# Association Rules

The goal of this notebook is to write an algorithm to calculate the association rules for a given set of frequent itemsets.

> "The quest to mine frequent patterns appears in many other domains. The prototypical application is market basket analysis, that is, to mine the sets of items that are frequently bought together at a supermarket by analyzing the customer shopping carts (the so-called “market baskets”). Once we mine the frequent sets, they allow us to extract association rules among the item sets, where we make some statement about how likely are two sets of items to co-occur or to conditionally occur." 

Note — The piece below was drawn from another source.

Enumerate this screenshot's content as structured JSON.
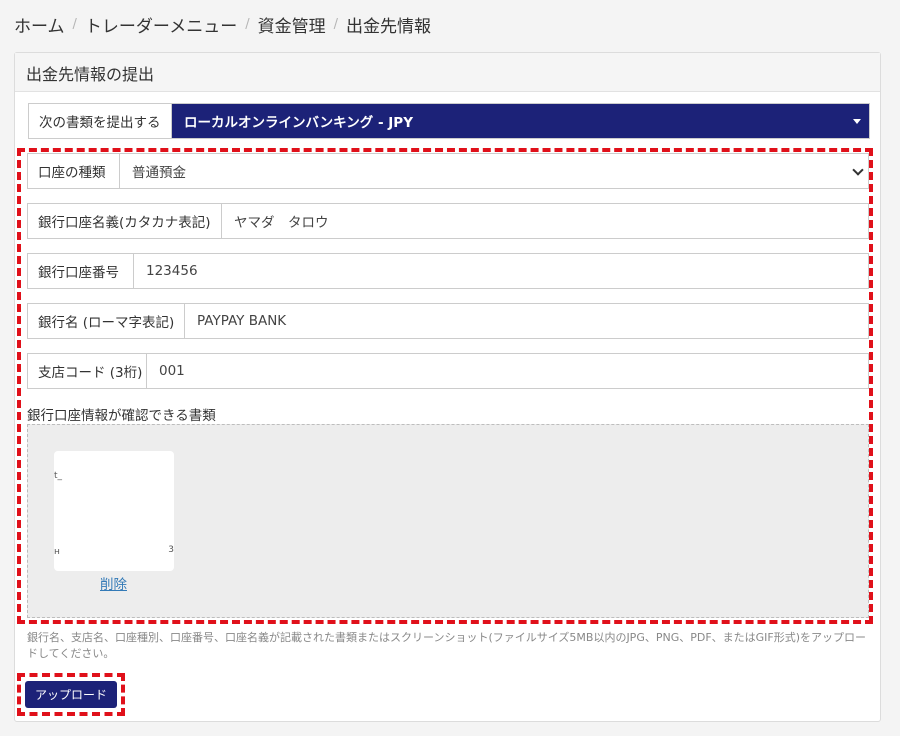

> ~ http://cs.ndsu.edu/~perrizo/saturday/Mohammad%20Zaki%20Data%20Mining.pdf


In [None]:
import os
import time
import pandas as pd
from mlxtend.frequent_patterns import apriori, fpgrowth
from mlxtend.preprocessing import TransactionEncoder
from itertools import chain, permutations

for dirname, _, filenames in os.walk('/kaggle/input'):
    for filename in filenames:
        print(os.path.join(dirname, filename))

# Itemsets and Tidsets

Let $I = \{x_1 , x_2 , . . . , x_m \}$ be a set of elements called items. A set $X \subseteq I$ is called an **itemset**. The set of items $I$ may denote, for example, the collection of all products sold at a supermarket, the set of all web pages at a website, and so on. An itemset of cardinality (or size) $k$ is called a $k$-itemset. Further, we denote by $I(k)$ the set of all $k$-itemsets, that is, subsets of $I$ with size $k$. 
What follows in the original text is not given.